Frankreichs großer Soziologe Pierre Bourdieu, zuletzt der Motor einer weltweiten Bewegung gegen die Folgen neoliberalen Wirtschaftens, ist in Paris gestorben.

m Frühjahr 2001 nahm Pierre Bourdieu vom Collège de France mit einem Resümee seiner Lehrmeinungen Abschied. Er ärgerte noch einmal die Kollegen Philosophen: Sie hätten ihre Führerschaft in den Geisteswissenschaften an Soziologen seinesgleichen abgeben müssen. Am Mittwoch abend ist der 71jährige in Paris einem Krebsleiden erlegen.

Die europäische Linke hat einen weit über die Hörsäle hinaus wirksamen Denker und Sprecher verloren. Bourdieu war ein Medienstar, der 1995 vor streikenden Eisenbahnern flammende Reden hielt und transnationale Agitations-Netzwerke in aller Welt knüpfte. Mit seiner Kontaktgruppe Raisons d'agir gastierte er im November 2001 in Wien als Gast der Regierungsgegner; im Künstlerhaus wetterte er gegen Instrumentarien des von ihm bekämpfen Neoliberalismus (EU, Zentralbank), gegen den Sozialabbau als Folge der Schwächung der Nationalstaaten, gegen die Globalisierung.

Ein Dokumentarfilm, der den weltweit meistzitierten französischen Wissenschaftler auf der Kinoleinwand zeigt, trägt den Titel "Die Soziologie ist ein Kampfsport". Bourdieus Kritik fällt in letzter Zeit auf immer fruchtbareren, und nicht nur linken, Boden. Obwohl sein vorgedachtes Heilungsrezept, eine "Renaissance der europäischen Aufklärung", kaum mehr ist als wohlige Bekenntnismusik.

Ein wissenschaftliches Lebensthema des aus den Pyrenäen gebürtigen Beamtensohns, der seine Ausbildung an den Pariser Grand Ecoles genoß, waren, mit einem herrschaftskritischen Affekt, die akademischen, intellektuellen, politischen Eliten. Die Hauptakteure neoliberalen, globalen oder wenigstens gesamteuropäischen Wirtschaftens und Gesetzgebens attackierte er vorrangig ideologisch. Dabei sind seine epochemachenden Stärken die Sammlung von Alltagsgeschichten ("La misère de monde", 1993), Geschlechterrollen ("La distinction", 1979, deutsch: "Der kleine Unterschied", "La domination masculine", 1998), Machteliten ("Homo academicus", 1984).

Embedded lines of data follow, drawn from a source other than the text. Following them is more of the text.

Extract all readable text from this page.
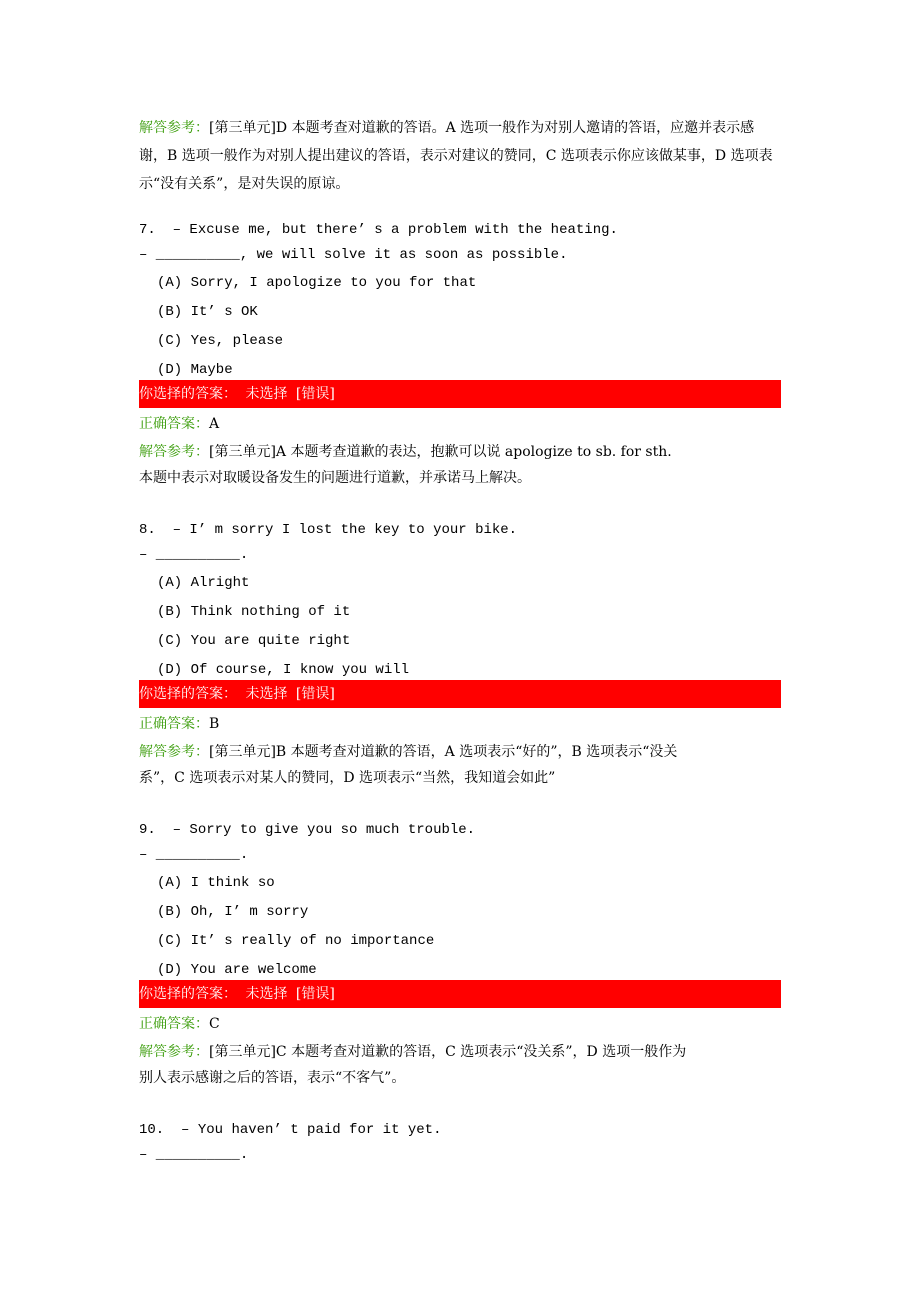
解答参考：[第三单元]D 本题考查对道歉的答语。A 选项一般作为对别人邀请的答语，应邀并表示感谢，B 选项一般作为对别人提出建议的答语，表示对建议的赞同，C 选项表示你应该做某事，D 选项表示“没有关系”，是对失误的原谅。
7. – Excuse me, but there’ s a problem with the heating.
– __________, we will solve it as soon as possible.
(A) Sorry, I apologize to you for that
(B) It’ s OK
(C) Yes, please
(D) Maybe
你选择的答案： 未选择 [错误]
正确答案：A
解答参考：[第三单元]A 本题考查道歉的表达，抱歉可以说 apologize to sb. for sth.
本题中表示对取暖设备发生的问题进行道歉，并承诺马上解决。
8. – I’ m sorry I lost the key to your bike.
– __________.
(A) Alright
(B) Think nothing of it
(C) You are quite right
(D) Of course, I know you will
你选择的答案： 未选择 [错误]
正确答案：B
解答参考：[第三单元]B 本题考查对道歉的答语，A 选项表示“好的”，B 选项表示“没关
系”，C 选项表示对某人的赞同，D 选项表示“当然，我知道会如此”
9. – Sorry to give you so much trouble.
– __________.
(A) I think so
(B) Oh, I’ m sorry
(C) It’ s really of no importance
(D) You are welcome
你选择的答案： 未选择 [错误]
正确答案：C
解答参考：[第三单元]C 本题考查对道歉的答语，C 选项表示“没关系”，D 选项一般作为
别人表示感谢之后的答语，表示“不客气”。
10. – You haven’ t paid for it yet.
– __________.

Bourdieu hat sich auch oft zu den Medien geäußert. Sie reproduzieren die Ankündigungen der Mächtigen, sie fliegen auf alles Neue und schieben Einwände gegen den zunehmend beschleunigten Wandel als rückständig weg. 1999 fragte er, in Anwesenheit von Chirac und Jospin, als Redner vor siebzig Machthabern über internationale Medienkonzerne: "Wissen Sie wirklich, was Sie tun, was Sie im Begriff sind, anzurichten?" Die "Herrschaft des Kommerziellen" bedrohe "die besten Werke der Humanität, der Kunst, der Literatur und selbst der Wissenschaft". Doch wollte er nicht Nationales gegen Internationalität ausspielen: Es gehe "um den Kampf zwischen einer kommerziellen Macht, die anstrebt, ihre kommerziellen Interessen weltweit auszudehnen, und einem kulturellen Widerstand, basierend auf der Verteidigung universeller Werke, die von der entnationalisierten Internationale der Schöpferischen hervorgebracht wurden."

Bourdieu warf den Gewerkschaften vor, schon die Sprache der "ökonomischen Orthodoxie" übernommen zu haben. Wo sie in Europa regiert, mache die Linke die Politik der Rechten. Dagegen müsse ein neues "mouvement social", eine "realistische Utopie" organisiert werden. Eine Voraussetzung: die "Pflege des kulturellen Kapitals", also eine solide Bildungspolitik.